FB: I loved that you wrote a book on such a volatile topic but didn’t forcefully spew a specific ideology down the reader’s throat. You appeared to address many different points-of-view in a neutral, "I want the reader to think for himself" sort of tone. Having said that, what were you hoping to get across to the reader in this book and what are you hoping readers will take away from reading it?

KO: Certainly I was interested in the controversial animal rights issues inherent in the story –but equally fascinating to me were the human dynamics of the story. Imagine, as a teenager, being told to treat a chimp like a baby brother, while never forgetting that it was also a lab specimen. Imagine watching your mother and father indulge in a bizarre form of parenting – one in which the baby was nurtured, but also emotionally manipulated, and ultimately coerced into performing. To the father, the baby is only of value as long as it gives him what he needs. But is human parenting -- or human relationships in general -- so very different? The more I worked on Half Brother, the more it seemed to me the story was really about love in all its possible forms – how and why we decide to bestow it, or withdraw it; how we decide what is more worthy of being loved, and what is less. We are masters of conditional love.


FB: I read on your website that you majored in English and cinema studies. Is that academic background what has helped make your novels feel so cinematic? I feel like the books of yours that I’ve read would translate so well on the big screen (Silverwing I think would make a fantastic animated feature).

KO: My story-telling style was probably formed long before I went to university, by a mixture of my favourite authors (Roald Dahl first and foremost) and my favorite movies (Star Wars, Jaws, Raiders of the Lost Ark, Blade Runner). When I write, I really do approach the story visually in that I imagine distinct scenes, and my job is to be lighting designer, set designer, choreographer, sound designer, writer and director all rolled into one! It’s quite exhausting.

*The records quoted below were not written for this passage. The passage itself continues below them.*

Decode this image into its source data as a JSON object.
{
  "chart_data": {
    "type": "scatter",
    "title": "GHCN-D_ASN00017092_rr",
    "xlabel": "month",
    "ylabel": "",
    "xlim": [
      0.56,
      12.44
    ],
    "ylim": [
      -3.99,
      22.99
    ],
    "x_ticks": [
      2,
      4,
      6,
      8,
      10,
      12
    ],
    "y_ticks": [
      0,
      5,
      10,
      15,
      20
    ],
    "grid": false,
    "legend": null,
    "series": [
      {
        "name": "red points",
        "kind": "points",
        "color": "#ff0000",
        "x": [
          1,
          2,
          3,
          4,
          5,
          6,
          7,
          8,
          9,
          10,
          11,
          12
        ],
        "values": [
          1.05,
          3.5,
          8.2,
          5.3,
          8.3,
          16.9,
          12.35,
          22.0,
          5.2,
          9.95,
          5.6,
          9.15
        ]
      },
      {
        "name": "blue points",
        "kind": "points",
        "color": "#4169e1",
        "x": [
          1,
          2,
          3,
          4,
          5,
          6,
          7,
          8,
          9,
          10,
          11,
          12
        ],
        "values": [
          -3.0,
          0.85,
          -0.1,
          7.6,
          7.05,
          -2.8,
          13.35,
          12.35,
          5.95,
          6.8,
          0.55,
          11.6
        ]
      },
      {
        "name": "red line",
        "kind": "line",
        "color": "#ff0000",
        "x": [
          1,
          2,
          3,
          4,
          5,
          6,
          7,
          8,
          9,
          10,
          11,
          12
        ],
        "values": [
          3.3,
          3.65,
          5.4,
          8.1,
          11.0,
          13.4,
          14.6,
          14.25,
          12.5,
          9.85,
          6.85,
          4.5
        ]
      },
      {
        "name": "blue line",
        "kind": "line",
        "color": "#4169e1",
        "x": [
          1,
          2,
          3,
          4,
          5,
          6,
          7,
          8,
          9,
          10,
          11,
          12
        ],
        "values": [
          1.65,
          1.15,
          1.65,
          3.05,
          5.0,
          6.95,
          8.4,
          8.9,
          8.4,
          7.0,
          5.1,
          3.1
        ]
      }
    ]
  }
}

FB: Do you have any interesting or quirky writing habits?

KO: Not really. I have a shamefully short attention span, so am easily distracted by the current weather conditions in Cairo, or how much money Iron Man II made domestically, or other unimportant bits of Internet destritus. I listen to music when I write and since I’ve never really listened to lyrics, it doesn’t get in my way.


FB: Who is your favorite character in all the books you’ve written? Which of your characters is most like you?

KO: Kate de Vries is a personal favourite. Most like me? Well, there’s a bit of me in each and every one, but I’ll let you wonder about which parts.



I would like to thank Kenneth Oppel for stopping by A Foodie Bibliophile in Wanderlust. Half Brother was by far one of the best books of 2010 so go out and get it if you haven't read it!